Jonathan S Bogan MD
Associate Professor of Medicine (Endocrinology) and of Cell Biology
Protein trafficking; Ubiquitin-like modification; Cell structure; Insulin signaling; Type 2 diabetes; Metabolic diseases
We study how extracellular stimuli regulate protein trafficking, and specifically
how insulin controls the targeting of GLUT4 glucose transporter proteins.
In mammalian fat and muscle, insulin stimulates glucose uptake by translocating
GLUT4 from intracellular membranes to the cell surface.
We identified a protein complex that sequesters GLUT4 in nonendosomal, intracellular vesicles in the absence of insulin. Insulin then acts on this complex to mobilize GLUT4 to the cell surface. We want to understand the biochemical mechanisms involved in this response, which include phosphorylation, GTPase signaling, and ubiquitin-like modification pathways.
In addition, we are studying the importance of particular components for organism-level glucose homeostasis, using genetically engineered mice. A long-term goal is to reconstitute mechanisms involved in GLUT4 mobilization using a cell-free system. We anticipate that this work will have direct importance for human diabetes as well as fundamental significance for mechanisms of regulated membrane protein trafficking.

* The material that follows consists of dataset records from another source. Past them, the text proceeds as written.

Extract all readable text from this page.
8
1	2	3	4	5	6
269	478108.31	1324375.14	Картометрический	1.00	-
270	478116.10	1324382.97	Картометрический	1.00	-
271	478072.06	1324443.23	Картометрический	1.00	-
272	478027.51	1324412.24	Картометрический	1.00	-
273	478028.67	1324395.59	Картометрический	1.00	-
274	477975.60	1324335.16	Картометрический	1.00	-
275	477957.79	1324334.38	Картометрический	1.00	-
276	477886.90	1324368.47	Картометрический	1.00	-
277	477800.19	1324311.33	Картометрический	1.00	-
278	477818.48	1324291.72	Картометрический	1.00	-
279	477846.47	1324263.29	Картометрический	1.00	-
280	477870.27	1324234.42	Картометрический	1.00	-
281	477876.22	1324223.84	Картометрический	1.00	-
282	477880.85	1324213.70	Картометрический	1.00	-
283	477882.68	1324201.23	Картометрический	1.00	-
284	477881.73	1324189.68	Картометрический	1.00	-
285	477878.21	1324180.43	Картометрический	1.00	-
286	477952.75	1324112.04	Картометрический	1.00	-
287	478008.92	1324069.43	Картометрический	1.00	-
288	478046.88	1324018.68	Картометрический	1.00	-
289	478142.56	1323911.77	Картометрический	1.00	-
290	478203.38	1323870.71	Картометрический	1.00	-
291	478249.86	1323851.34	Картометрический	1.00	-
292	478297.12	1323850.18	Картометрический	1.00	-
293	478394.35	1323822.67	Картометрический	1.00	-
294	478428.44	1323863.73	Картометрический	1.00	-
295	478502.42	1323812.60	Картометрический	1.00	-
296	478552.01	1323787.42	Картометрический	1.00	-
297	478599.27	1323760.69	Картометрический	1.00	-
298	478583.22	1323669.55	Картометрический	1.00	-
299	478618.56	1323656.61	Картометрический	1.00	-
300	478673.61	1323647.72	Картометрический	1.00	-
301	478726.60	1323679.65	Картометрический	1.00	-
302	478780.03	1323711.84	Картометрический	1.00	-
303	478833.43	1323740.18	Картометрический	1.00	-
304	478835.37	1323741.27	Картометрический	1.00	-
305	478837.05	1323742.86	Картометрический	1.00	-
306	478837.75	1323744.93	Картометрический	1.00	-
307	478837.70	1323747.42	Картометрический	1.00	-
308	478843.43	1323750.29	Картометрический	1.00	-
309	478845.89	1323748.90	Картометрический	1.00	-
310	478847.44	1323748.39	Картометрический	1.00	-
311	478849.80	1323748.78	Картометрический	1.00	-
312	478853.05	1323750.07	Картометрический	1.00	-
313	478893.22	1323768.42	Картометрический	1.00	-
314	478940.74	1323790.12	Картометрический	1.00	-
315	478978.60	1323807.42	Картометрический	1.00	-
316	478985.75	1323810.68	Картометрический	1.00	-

Extensive Research Description
Dr. Bogan’s research seeks to understand how glucose uptake is regulated in fat and muscle cells. In these cell types, insulin causes GLUT4 glucose transporters to move from internal membranes to the cell surface. GLUT4 can then transport glucose into the cells, removing it from the bloodstream. This process is defective in insulin-resistant states such as type 2 diabetes.
Dr. Bogan’s laboratory identified a previously uncharacterized protein, TUG, as a major regulator of GLUT4 targeting and glucose uptake. TUG binds GLUT4 and traps it intracellularly in fat cells not exposed to insulin, causing the accumulation of GLUT4 transporters in specialized “insulin-responsive vesicles.” Insulin stimulates the release of GLUT4 from TUG, thus mobilizing GLUT4 to the cell surface to enhance glucose uptake. Current work is directed to understand how and where TUG retains GLUT4 within unstimulated cells, and how insulin acts on a GLUT4-TUG protein complex to cleave TUG and liberate GLUT4. A second area of research studies the control of glucose uptake in muscle, and examines importance of these pathways for overall glucose homeostasis and energy metabolism. Finally, studies are now underway to determine how dysregulated GLUT4 targeting may contribute to insulin resistance.